Understanding the Token Bucket algorithm

The Token Bucket algorithm helps you to allow or deny requests depending on the levels of traffic you are having. The algorithm is used to offer functionalities like the Spike Arrest and the several Rate Limiting options.

A quick analogy…

If you ever went to a travelling carnival, funfair, or amusement park, to get into the attractions, you probably exchanged money for tokens/tickets at the ticket booth. The tokens help the operator of the carousel, bumper cars, or chance games stand, to collect the payment faster and know who can jump in and who doesn’t.

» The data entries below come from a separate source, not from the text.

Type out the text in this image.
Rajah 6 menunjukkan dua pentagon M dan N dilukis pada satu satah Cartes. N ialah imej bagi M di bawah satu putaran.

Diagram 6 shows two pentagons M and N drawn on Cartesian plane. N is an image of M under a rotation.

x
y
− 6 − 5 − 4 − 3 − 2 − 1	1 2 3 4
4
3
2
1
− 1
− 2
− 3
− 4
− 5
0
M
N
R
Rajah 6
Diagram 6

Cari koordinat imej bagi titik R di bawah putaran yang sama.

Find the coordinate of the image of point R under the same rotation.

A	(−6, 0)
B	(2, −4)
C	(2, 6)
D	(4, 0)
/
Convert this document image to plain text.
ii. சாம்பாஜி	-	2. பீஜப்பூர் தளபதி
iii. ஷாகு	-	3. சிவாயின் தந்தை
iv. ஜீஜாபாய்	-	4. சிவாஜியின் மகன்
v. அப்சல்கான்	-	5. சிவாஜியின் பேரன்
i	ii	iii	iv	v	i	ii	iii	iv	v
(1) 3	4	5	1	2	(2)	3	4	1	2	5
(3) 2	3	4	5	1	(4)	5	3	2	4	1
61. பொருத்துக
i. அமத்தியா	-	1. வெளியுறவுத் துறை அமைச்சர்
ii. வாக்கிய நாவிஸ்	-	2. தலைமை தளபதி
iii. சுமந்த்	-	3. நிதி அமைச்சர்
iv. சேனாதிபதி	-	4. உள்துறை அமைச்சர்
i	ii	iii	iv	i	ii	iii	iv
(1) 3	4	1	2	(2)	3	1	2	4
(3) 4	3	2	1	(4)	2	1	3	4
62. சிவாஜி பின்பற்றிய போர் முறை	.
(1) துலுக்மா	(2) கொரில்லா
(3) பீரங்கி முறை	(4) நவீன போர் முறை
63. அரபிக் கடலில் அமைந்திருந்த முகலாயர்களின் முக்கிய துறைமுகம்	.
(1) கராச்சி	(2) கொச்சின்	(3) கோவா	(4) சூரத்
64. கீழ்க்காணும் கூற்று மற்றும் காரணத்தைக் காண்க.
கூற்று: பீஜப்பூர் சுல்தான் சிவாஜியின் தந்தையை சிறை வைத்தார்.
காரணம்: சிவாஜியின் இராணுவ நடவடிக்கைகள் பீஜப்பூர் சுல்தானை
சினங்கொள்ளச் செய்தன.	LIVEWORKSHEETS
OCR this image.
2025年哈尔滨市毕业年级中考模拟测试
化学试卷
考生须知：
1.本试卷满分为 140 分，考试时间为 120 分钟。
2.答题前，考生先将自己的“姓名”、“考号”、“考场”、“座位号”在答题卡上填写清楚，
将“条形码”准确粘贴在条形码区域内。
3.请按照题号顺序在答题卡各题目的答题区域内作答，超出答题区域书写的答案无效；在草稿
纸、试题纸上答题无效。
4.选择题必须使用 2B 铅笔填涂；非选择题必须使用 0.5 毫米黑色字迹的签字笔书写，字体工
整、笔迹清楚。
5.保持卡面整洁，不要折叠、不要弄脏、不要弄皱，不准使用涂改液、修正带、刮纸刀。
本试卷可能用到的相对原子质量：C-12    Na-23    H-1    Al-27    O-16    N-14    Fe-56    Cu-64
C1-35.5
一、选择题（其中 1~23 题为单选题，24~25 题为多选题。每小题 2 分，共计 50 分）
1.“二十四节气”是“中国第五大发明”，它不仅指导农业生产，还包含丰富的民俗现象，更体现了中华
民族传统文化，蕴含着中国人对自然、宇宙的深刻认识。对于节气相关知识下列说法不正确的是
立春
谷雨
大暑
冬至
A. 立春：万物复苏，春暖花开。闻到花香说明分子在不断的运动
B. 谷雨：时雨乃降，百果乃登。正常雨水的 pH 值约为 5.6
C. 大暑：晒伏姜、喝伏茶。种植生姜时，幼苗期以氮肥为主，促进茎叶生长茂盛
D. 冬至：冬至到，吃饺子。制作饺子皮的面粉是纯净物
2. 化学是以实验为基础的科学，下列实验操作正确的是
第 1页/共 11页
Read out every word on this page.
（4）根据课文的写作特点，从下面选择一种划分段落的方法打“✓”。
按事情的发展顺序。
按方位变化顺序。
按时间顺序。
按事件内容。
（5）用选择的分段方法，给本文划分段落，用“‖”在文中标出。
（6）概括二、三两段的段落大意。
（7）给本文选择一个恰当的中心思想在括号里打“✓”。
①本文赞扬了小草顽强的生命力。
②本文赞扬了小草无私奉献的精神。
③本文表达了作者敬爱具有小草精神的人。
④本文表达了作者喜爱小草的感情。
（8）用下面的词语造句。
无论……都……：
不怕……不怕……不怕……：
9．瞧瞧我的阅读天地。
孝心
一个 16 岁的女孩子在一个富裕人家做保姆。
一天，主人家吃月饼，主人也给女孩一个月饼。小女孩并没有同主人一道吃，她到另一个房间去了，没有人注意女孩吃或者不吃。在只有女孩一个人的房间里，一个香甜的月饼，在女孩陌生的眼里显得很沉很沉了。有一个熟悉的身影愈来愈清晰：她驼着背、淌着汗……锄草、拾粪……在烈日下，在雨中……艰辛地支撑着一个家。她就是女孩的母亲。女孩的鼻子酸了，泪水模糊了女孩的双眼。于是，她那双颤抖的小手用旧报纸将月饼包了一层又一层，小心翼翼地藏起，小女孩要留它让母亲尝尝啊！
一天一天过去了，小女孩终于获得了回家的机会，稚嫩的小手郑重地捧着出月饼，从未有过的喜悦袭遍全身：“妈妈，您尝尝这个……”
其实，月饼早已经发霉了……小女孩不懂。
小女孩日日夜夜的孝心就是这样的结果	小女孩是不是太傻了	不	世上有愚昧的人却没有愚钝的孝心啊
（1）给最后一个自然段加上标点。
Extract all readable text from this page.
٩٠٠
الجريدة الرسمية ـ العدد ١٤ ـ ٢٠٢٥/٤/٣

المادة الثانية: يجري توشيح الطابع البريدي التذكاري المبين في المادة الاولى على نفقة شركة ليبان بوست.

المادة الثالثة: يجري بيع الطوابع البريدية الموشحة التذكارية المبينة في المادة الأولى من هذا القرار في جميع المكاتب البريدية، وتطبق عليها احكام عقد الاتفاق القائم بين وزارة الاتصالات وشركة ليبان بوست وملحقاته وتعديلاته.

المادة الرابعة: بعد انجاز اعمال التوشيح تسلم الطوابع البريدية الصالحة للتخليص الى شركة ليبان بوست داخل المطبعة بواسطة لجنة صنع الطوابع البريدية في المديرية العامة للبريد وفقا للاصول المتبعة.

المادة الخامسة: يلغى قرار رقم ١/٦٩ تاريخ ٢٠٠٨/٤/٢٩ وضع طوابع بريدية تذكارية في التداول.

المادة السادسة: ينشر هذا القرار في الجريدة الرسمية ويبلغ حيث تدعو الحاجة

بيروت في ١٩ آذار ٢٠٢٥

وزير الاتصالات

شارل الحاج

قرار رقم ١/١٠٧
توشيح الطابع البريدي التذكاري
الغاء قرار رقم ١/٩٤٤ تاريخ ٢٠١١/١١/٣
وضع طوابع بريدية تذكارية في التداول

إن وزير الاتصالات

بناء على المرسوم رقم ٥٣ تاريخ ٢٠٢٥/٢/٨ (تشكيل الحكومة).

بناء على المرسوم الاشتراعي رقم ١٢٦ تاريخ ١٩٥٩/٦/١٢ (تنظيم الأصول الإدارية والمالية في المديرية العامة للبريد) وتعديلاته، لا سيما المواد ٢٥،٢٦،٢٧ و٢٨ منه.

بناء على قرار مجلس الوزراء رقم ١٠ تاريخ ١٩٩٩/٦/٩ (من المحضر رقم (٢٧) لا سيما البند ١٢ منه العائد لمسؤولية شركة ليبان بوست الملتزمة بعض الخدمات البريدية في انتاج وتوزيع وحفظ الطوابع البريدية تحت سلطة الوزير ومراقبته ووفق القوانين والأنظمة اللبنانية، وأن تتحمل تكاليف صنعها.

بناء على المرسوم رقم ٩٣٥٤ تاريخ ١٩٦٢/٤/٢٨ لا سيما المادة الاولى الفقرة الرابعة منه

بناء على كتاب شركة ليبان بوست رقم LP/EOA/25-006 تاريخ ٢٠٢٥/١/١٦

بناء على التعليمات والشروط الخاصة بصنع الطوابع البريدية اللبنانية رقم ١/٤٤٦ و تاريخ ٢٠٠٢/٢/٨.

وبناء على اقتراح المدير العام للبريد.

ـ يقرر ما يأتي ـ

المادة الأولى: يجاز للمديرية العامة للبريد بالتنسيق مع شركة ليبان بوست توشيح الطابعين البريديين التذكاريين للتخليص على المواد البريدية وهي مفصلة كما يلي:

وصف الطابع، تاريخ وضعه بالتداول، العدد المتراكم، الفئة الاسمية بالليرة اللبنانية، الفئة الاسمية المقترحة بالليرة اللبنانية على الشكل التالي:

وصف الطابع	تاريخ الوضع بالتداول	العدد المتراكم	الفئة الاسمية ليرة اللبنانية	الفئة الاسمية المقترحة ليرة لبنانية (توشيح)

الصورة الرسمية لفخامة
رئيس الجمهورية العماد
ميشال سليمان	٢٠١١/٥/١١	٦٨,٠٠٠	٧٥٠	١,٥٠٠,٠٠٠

No matter how much money you have, there is a fixed maximum number of tokens you can carry in your pocket or in a bucket before they spill. Picture yourself now with a bucket full of these. The amount of rides and games you can have at the fair, is the number of tokens left you have in the bucket (assuming 1 token = 1 ride). The bigger is your bucket or pocket, the more rides you can do before needing to go to the ticket booth and wait for your turn again.

Extrapolating to KrakenD, the rides are the API requests. Each token is a remaining gateway request you can do, and the bucket represents how many requests you are allowed to do before you need to wait again.

How the Token Bucket algorithm works

The Token Bucket algorithm (Wikipedia) is based in an analogy similar to the one described above.

Token Bucket algorithm

KrakenD uses the bucket capacity to determine the number of requests that can serve at once. At the same time, it fills the bucket with new tokens at a constant rate and while there is free space in it. Then, users spend one token for each request and it’s removed from the bucket.

It might happen that users spend the tokens faster than they are refilled. If the bucket gets empty, the requests are rejected until KrakenD adds at least another token.

We call capacity (or max burst) to the number of tokens you can put in the bucket, and max_rate to the average throughput you allow. The max_rate determines the speed at which the tokens are added into the bucket. Depending on the rate limit type, the capacity and the max_rate can be different.

KrakenD adds a token in the bucket every 1 ÷ max_rate seconds. As each connection is worth a token, you can serve at every given point in time as many concurrent requests as tokens are remaining in the bucket. The capacity (number of tokens) determines the maximum peak of requests you can absorve in an instant. But remember that in average, you will be able to serve the number of requests in the max_rate.

When the bucket is empty, the Spike Arrest policy takes place.

Example:

If you define a max_rate=5 it means that in average users will be able to do 5 requests per second. The speed at which KrakenD refills the bucket with one token will be every 1 ÷ 5 = 0.2 seconds.